Axios/The Daily Beast/Getty Images, Getty Images/Getty, The Daily Beast / The Daily Show/GettyImages, GettyImages/GettyThe most valuable data from an a computer algorithm now.
The most recent update to this chart from the Oxford Internet Institute shows that algorithms now outperform humans at understanding complex data.
While the first chart above shows that computers outperform human programmers in the area of identifying patterns in data, the second chart shows that human programmers also have the ability to solve a large number of algorithms, with algorithms outperforming computers at finding patterns in large amounts of data.
According to the Oxford researchers, human programmers have a high chance of achieving at least the same level of performance as computers when using the same set of rules and algorithms.
The researchers found that the difference between the performance of a human programmer and a computer programmer was roughly 10 times greater than the difference in the performance between a human and a machine when using an algorithm.
And when they analyzed data on the average number of times human programmers used a set of data rules and rulesets over the course of a week, they found that humans are outperforming humans in a lot of the cases they analyzed.
In other words, humans are more than three times as likely as computers to get the same results from a set or set of algorithms.

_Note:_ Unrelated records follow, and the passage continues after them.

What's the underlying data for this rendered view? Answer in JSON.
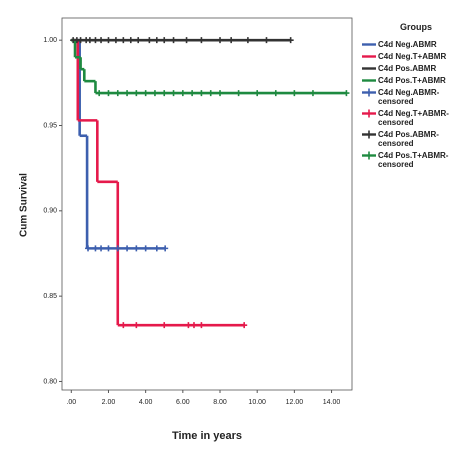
{
  "chart_data": {
    "type": "survival",
    "y_label": "Cum Survival",
    "x_label": "Time in years",
    "legend_title": "Groups",
    "xlim": [
      -0.5,
      15.1
    ],
    "ylim": [
      0.795,
      1.013
    ],
    "xticks": [
      {
        "value": 0,
        "label": ".00"
      },
      {
        "value": 2,
        "label": "2.00"
      },
      {
        "value": 4,
        "label": "4.00"
      },
      {
        "value": 6,
        "label": "6.00"
      },
      {
        "value": 8,
        "label": "8.00"
      },
      {
        "value": 10,
        "label": "10.00"
      },
      {
        "value": 12,
        "label": "12.00"
      },
      {
        "value": 14,
        "label": "14.00"
      }
    ],
    "yticks": [
      {
        "value": 0.8,
        "label": "0.80"
      },
      {
        "value": 0.85,
        "label": "0.85"
      },
      {
        "value": 0.9,
        "label": "0.90"
      },
      {
        "value": 0.95,
        "label": "0.95"
      },
      {
        "value": 1.0,
        "label": "1.00"
      }
    ],
    "series": [
      {
        "name": "C4d Neg.ABMR",
        "color": "#3d5fae",
        "marker": "line",
        "x": [
          0,
          0.45,
          0.85,
          5.05
        ],
        "values": [
          1.0,
          0.944,
          0.878,
          0.878
        ]
      },
      {
        "name": "C4d Neg.T+ABMR",
        "color": "#e5194b",
        "marker": "line",
        "x": [
          0,
          0.35,
          1.4,
          2.5,
          9.35
        ],
        "values": [
          1.0,
          0.953,
          0.917,
          0.833,
          0.833
        ]
      },
      {
        "name": "C4d Pos.ABMR",
        "color": "#333333",
        "marker": "line",
        "x": [
          0,
          11.8
        ],
        "values": [
          1.0,
          1.0
        ]
      },
      {
        "name": "C4d Pos.T+ABMR",
        "color": "#1e8a40",
        "marker": "line",
        "x": [
          0,
          0.2,
          0.5,
          0.7,
          1.3,
          14.8
        ],
        "values": [
          1.0,
          0.99,
          0.983,
          0.976,
          0.969,
          0.969
        ]
      },
      {
        "name": "C4d Neg.ABMR-censored",
        "color": "#3d5fae",
        "marker": "plus",
        "x": [
          0.9,
          1.3,
          1.6,
          2.0,
          2.5,
          3.0,
          3.5,
          4.0,
          4.6,
          5.05
        ],
        "values": [
          0.878,
          0.878,
          0.878,
          0.878,
          0.878,
          0.878,
          0.878,
          0.878,
          0.878,
          0.878
        ]
      },
      {
        "name": "C4d Neg.T+ABMR-censored",
        "color": "#e5194b",
        "marker": "plus",
        "x": [
          2.8,
          3.5,
          5.0,
          6.3,
          6.6,
          7.0,
          9.3
        ],
        "values": [
          0.833,
          0.833,
          0.833,
          0.833,
          0.833,
          0.833,
          0.833
        ]
      },
      {
        "name": "C4d Pos.ABMR-censored",
        "color": "#333333",
        "marker": "plus",
        "x": [
          0.1,
          0.3,
          0.5,
          0.8,
          1.0,
          1.3,
          1.6,
          2.0,
          2.4,
          2.8,
          3.2,
          3.6,
          4.2,
          4.6,
          5.0,
          5.5,
          6.2,
          7.0,
          8.0,
          8.6,
          9.5,
          10.5,
          11.8
        ],
        "values": [
          1.0,
          1.0,
          1.0,
          1.0,
          1.0,
          1.0,
          1.0,
          1.0,
          1.0,
          1.0,
          1.0,
          1.0,
          1.0,
          1.0,
          1.0,
          1.0,
          1.0,
          1.0,
          1.0,
          1.0,
          1.0,
          1.0,
          1.0
        ]
      },
      {
        "name": "C4d Pos.T+ABMR-censored",
        "color": "#1e8a40",
        "marker": "plus",
        "x": [
          1.5,
          2.0,
          2.5,
          3.0,
          3.5,
          4.0,
          4.5,
          5.0,
          5.5,
          6.0,
          6.5,
          7.0,
          7.5,
          8.0,
          9.0,
          10.0,
          11.0,
          12.0,
          13.0,
          14.8
        ],
        "values": [
          0.969,
          0.969,
          0.969,
          0.969,
          0.969,
          0.969,
          0.969,
          0.969,
          0.969,
          0.969,
          0.969,
          0.969,
          0.969,
          0.969,
          0.969,
          0.969,
          0.969,
          0.969,
          0.969,
          0.969
        ]
      }
    ]
  }
}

The researchers also looked at a different set of statistics and found that when it comes to getting the best performance out of an algorithm, the human programmer has a better chance of getting a higher result than a computer.
For example, when analyzing the average rate of data discovery, a human programmers data discovery rate was around 3.8 percent.

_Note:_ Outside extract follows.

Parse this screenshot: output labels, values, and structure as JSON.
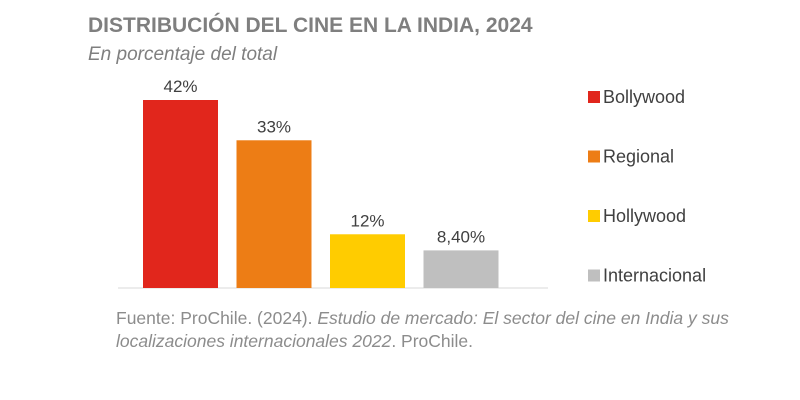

But when they examined how often a human was able to find the most recent information in a set, a computer was able be twice as likely to get a higher data discovery result than an algorithm (around 4.6 percent).
In other cases, it looks like computers are just as good at getting the right data to work with as humans.
Using a set containing 10 million unique documents, a machine can only be about 1.5 percent as accurate as a human when it is searching for the most recently updated documents in the set.
But a human could get the right information from about 15 million documents.
Using the same data, a new set of documents could be used up to 1.8 times faster than a human.
Finally, the researchers looked at the number of unique rules and patterns in a dataset and found humans are about two times as accurate at identifying patterns as computers.
So what are the implications of these statistics?
The researchers concluded that the number one takeaway from the results is that human programs are better at solving data problems.
However, the findings show that a large portion of the data they are able to uncover is hidden.
And the researchers also pointed out that humans have to be trained to be as good as computers in finding the right patterns in their data.